En sortant de sa garde à vue improvisée, Ferhat a croisé un autre militant, lui aussi paralysé. Atteint d’un syndrome cérébelleux et condamné à la chaise roulante, Irfan Yilmaz a subi un sort guère plus enviable. Il a d’abord été rossé alors qu’il était assis et inerte, puis il a subi une véritable séance de torture après avoir été jeté à terre.
A la lecture d’une telle débauche de violence, on peut légitimement être interloqué par le silence assourdissant des médias occidentaux face à la terreur que fait régner une police turque qui se comporte désormais en milice privée de la confrérie religieuse des Nourdjou (Nurcu), elle-même télécommandée par le prédicateur Fetullah Gülen exilé aux États-Unis.
Comme le fait remarquer Me Taylan Tanay, le président stambouliote de l’Association des juristes progressistes (CHD) et avocat de Ferhat Gerçek, l’AKP et sa police font systématiquement régner la terreur dans les quartiers déshérités, prenant pour cible les pauvres, les Kurdes et la gauche révolutionnaire. De nombreuses sources indépendantes confirment cette augmentation du terrorisme d’État dans les rues d’Istanbul, de Diyarbakir ou de Hakkari.
Les médias occidentaux si prompts à rapporter le moindre détail des exactions commises en Libye ou en Syrie sont pourtant si peu loquaces s’agissant des victimes du terrorisme de l’État turc, surtout si les victimes sont "d’extrême-gauche".
Et qu’en est-il des autres "terroristes" arrêtés nuitamment ? Certains d’entre eux sont enseignants, syndicalistes, cinéastes ou musiciens.
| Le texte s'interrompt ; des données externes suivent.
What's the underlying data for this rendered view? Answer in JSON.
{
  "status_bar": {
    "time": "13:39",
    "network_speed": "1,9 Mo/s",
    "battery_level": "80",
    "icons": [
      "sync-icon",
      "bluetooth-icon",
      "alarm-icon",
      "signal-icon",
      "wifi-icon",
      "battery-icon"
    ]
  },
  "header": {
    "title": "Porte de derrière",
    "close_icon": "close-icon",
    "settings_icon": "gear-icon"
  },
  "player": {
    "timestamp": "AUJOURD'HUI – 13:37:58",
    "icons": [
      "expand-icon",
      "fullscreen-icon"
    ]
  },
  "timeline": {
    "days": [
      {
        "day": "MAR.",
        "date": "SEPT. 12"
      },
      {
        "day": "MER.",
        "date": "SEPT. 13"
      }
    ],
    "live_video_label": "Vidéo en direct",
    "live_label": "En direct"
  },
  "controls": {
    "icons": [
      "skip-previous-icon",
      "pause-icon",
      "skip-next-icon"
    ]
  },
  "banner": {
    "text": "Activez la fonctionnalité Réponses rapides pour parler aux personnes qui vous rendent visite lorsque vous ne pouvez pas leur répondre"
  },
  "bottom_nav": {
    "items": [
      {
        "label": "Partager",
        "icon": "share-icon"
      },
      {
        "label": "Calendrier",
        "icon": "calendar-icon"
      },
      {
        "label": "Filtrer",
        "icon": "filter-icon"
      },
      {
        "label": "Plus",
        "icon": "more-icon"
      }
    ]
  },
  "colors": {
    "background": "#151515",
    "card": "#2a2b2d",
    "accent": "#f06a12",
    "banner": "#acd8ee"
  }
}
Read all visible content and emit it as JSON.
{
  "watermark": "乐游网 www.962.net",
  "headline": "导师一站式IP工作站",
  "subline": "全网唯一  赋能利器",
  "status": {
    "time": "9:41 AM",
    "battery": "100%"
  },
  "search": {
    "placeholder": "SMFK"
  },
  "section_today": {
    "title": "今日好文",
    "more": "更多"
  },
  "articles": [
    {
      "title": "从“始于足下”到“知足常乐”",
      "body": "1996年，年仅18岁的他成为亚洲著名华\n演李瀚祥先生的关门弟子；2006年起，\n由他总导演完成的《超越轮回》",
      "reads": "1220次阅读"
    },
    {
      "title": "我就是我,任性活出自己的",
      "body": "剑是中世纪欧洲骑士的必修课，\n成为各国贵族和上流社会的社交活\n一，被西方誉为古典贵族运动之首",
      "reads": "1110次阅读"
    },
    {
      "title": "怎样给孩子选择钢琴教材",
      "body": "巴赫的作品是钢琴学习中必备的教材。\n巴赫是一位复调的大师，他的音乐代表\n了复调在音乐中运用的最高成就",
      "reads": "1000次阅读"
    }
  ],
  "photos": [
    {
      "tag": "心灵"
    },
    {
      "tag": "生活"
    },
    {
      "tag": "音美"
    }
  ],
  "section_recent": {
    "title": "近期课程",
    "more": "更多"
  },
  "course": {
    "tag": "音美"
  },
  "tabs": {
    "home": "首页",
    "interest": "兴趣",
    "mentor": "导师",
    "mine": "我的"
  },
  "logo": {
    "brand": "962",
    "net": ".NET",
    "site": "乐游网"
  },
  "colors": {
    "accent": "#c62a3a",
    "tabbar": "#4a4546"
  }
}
On compte même trois membres du Grup Yorum, un groupe musical ethno-rock très populaire en Turquie.
En juin dernier, Grup Yorum, connu et apprécié pour son répertoire et ses actions politiques mais persécuté depuis sa création en 1985, est parvenu à remplir un stade de football. Le 17 avril dernier, près de 150.000 personnes ont assisté à un concert de ce groupe organisé sans le moindre sponsor. Du jamais vu en Turquie. Malgré la censure et la répression, Grup Yorum a vendu près de 3 millions d’albums. Du jamais vu aussi.
Ce groupe se situe pourtant dans une mouvance révolutionnaire turque qui connut ses heures de gloire dans les années 60, 70 et 90 mais qui, depuis, a été laminée par les juntes militaires et les escadrons de la mort.
Aujourd’hui, dans les bas-quartiers et les bidonvilles de Turquie, le marxisme révolutionnaire et le discours de classe semblent timidement regagner le terrain conquis par un Islam ultralibéral et farouchement anticommuniste, fabriqué dans les hautes sphères de l’Etat par des généraux prétendument laïques, avec l’appui de la tentaculaire confrérie de Fetullah Gülen.
Manifestement, l’AKP, en campagne contre ses opposants de tout bord, depuis les kémalistes jusqu’aux autonomistes kurdes en prévision des législatives du 12 juin prochain, digère mal les récents soubresauts de cette gauche extraparlementaire qui, le 1er mai dernier, a réussi à mobiliser des centaines de milliers de travailleurs, de chômeurs et d’étudiants sur la place Taksim à Istanbul.
Si une grande partie de cette gauche-là ne participe pas aux élections pour des raisons stratégiques, ses mobilisations populaires et radicales n’en inquiète pas moins les élites turques.
Ces élites que l’on a cesse d’ériger en "modèle" pour le monde arabe et musulman. Un modèle ? Mieux encore : l’AKP, c’est un pic, c’est un cap. Que dis-je, c’est une "étoile polaire" ! Cette dernière formule élogieuse sort en réalité de la bouche même de Tayyip Erdogan alias Mister One Minute, chevalier de Davos et héraut de la "démocratie avancée".
Seulement voilà, pour l’heure, les seules étoiles que les démocrates turcs et kurdes aperçoivent dans leur ciel assombri, ce sont celles des shérifs de l’AKP.